By Nathan Duke
The city is planning a massive rezoning project for Astoria to preserve the community’s character and allow for new development in the first undertaking of its type for the neighborhood in 48 years.
The project includes a mixture of downzoning, which allows for lower density buildings, for Astoria’s residential neighborhoods and upzoning, which enables the construction of higher density structures, for more commercial districts. The neighborhood’s last rezoning was in 1961.
“We have watched this neighborhood grow and grow,” City Councilman Peter Vallone Jr. (D−Astoria) said at an Astoria Civic Association meeting on the proposal last week. “We’ve seen some great changes and some ugly ones. We’ve seen two−family homes get ripped down and turned into eight−story monstrosities.”
Vallone said the Department of City Planning’s proposal probably would not please everyone in the neighborhood, but it would prevent overdevelopment.
“I believe this is a good proposal for Astoria,” he said. “We don’t want to stop development, but we want to make sure it stays in character with the neighborhood. At the end of the day, there may be some developers who think we went too far and some preservationists who’ll think we haven’t gone far enough.”
The project’s boundaries would be Broadway in the south, Steinway Street in the east, 20th Avenue in the north and Long Island City’s Vernon Boulevard in the west, said John Young, Queens director for the DCP.
“This is still a plan in evolution,” Young said. “We want the community to change in an orderly fashion. There are a couple of recommendations to upzone to support new businesses, but we want to make sure that businesses do not pop up on residential streets and disable the feel of the neighborhood.”
Young said the city would seek feedback from residents during the next several weeks and that City Planning officials would visit local civics. The environmental review for the proposal would be completed in the fall and then go before Community Board 1, Borough President Helen Marshall, City Planning and the Council for approval.
The city’s review would also include population forecasts for the neighborhood, potential increases in traffic caused by new development and infrastructure upgrades.
Under the proposal, western Astoria would allow one− and two−family houses with a 35−foot maximum height, while the community’s northeast corner would have rowhouses no higher than 24 feet. Old Astoria would have free−standing buildings with a 35−foot maximum height and areas in the neighborhood’s northern and southern sections would have attached and semi−attached houses no larger than 33 feet in height.

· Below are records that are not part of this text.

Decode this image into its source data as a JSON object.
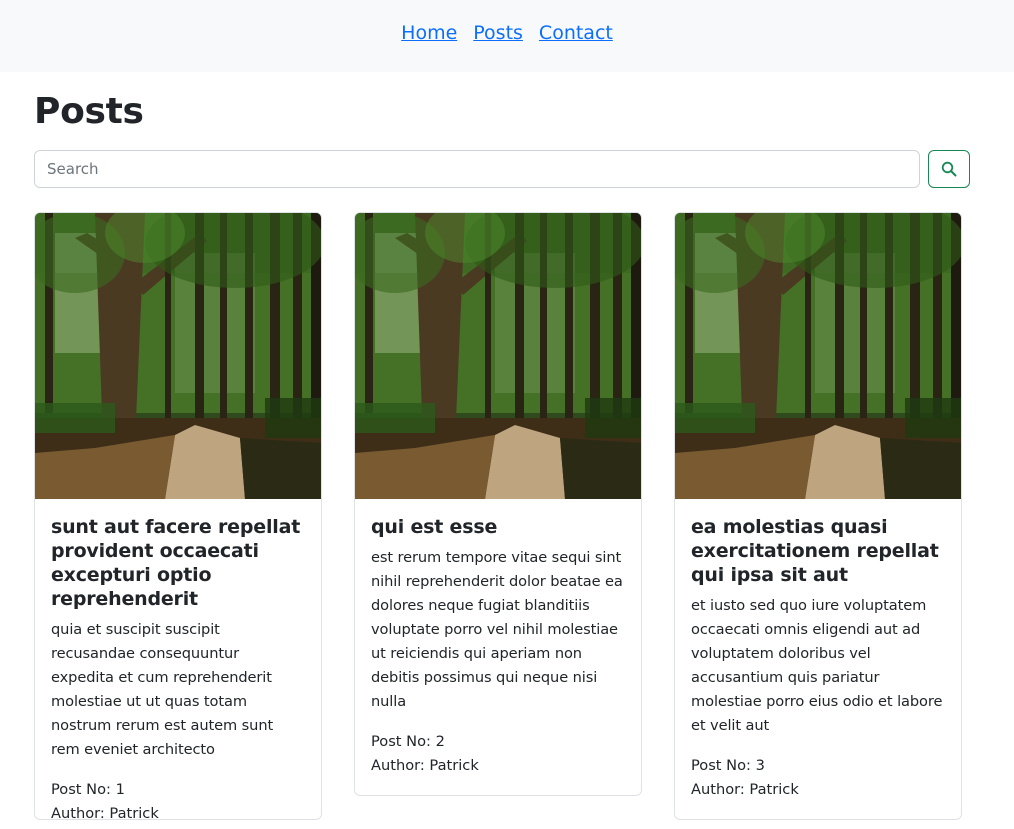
{
  "nav": {
    "links": [
      "Home",
      "Posts",
      "Contact"
    ]
  },
  "page": {
    "title": "Posts"
  },
  "search": {
    "placeholder": "Search",
    "button_icon": "search-icon",
    "button_color": "#198754"
  },
  "posts": [
    {
      "title": "sunt aut facere repellat provident occaecati excepturi optio reprehenderit",
      "body": "quia et suscipit suscipit recusandae consequuntur expedita et cum reprehenderit molestiae ut ut quas totam nostrum rerum est autem sunt rem eveniet architecto",
      "post_no": "Post No: 1",
      "author": "Author: Patrick"
    },
    {
      "title": "qui est esse",
      "body": "est rerum tempore vitae sequi sint nihil reprehenderit dolor beatae ea dolores neque fugiat blanditiis voluptate porro vel nihil molestiae ut reiciendis qui aperiam non debitis possimus qui neque nisi nulla",
      "post_no": "Post No: 2",
      "author": "Author: Patrick"
    },
    {
      "title": "ea molestias quasi exercitationem repellat qui ipsa sit aut",
      "body": "et iusto sed quo iure voluptatem occaecati omnis eligendi aut ad voluptatem doloribus vel accusantium quis pariatur molestiae porro eius odio et labore et velit aut",
      "post_no": "Post No: 3",
      "author": "Author: Patrick"
    }
  ]
}
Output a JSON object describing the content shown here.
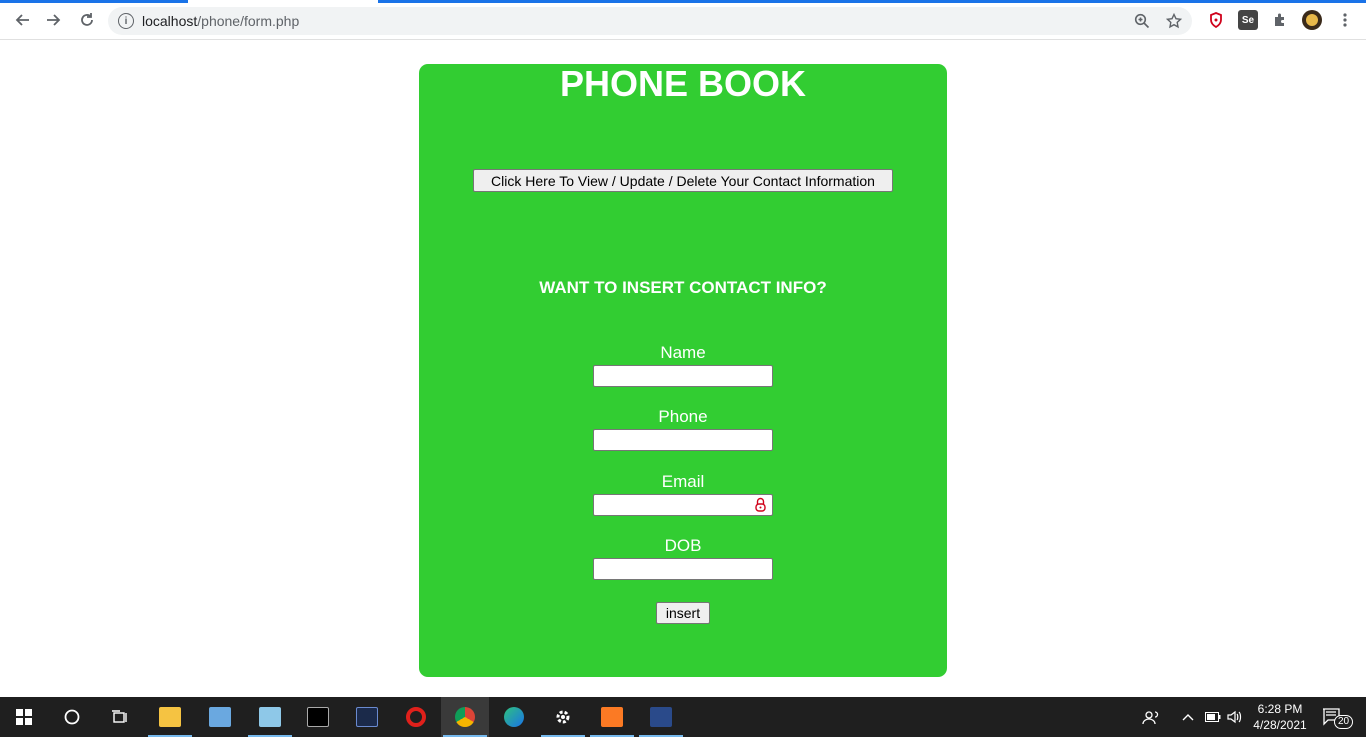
{
  "browser": {
    "url_host": "localhost",
    "url_path": "/phone/form.php",
    "accent_color": "#1a73e8"
  },
  "page": {
    "title": "PHONE BOOK",
    "view_button_label": "Click Here To View / Update / Delete Your Contact Information",
    "subtitle": "WANT TO INSERT CONTACT INFO?",
    "card_color": "#32cd32",
    "fields": [
      {
        "label": "Name",
        "value": ""
      },
      {
        "label": "Phone",
        "value": ""
      },
      {
        "label": "Email",
        "value": ""
      },
      {
        "label": "DOB",
        "value": ""
      }
    ],
    "insert_button_label": "insert"
  },
  "taskbar": {
    "time": "6:28 PM",
    "date": "4/28/2021",
    "notification_count": "20"
  }
}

North Steinway Street, as well as 23rd and 24th avenues, would allow all housing types no larger than 40 feet high, while buildings on portions of Ditmars Boulevard and 31st Street would have maximum heights of 70 feet. Sections of 21st Street, Newtown Road and Vernon Boulevard would have 80−foot maximum heights, while areas from Broadway to 23rd Avenue underneath the elevated N subway line would combine commercial and residential zoning.
Many of these areas currently do not have restrictions for building heights and allow all types of housing.
Residents at the meeting said they were pleased about the proposal. But some of them said it was long overdue.
“It’s too little, too late,” resident Debbie Riga said. “The damage has been done. Hundreds of thousands of us do not have enough transportation and it is very difficult to park.”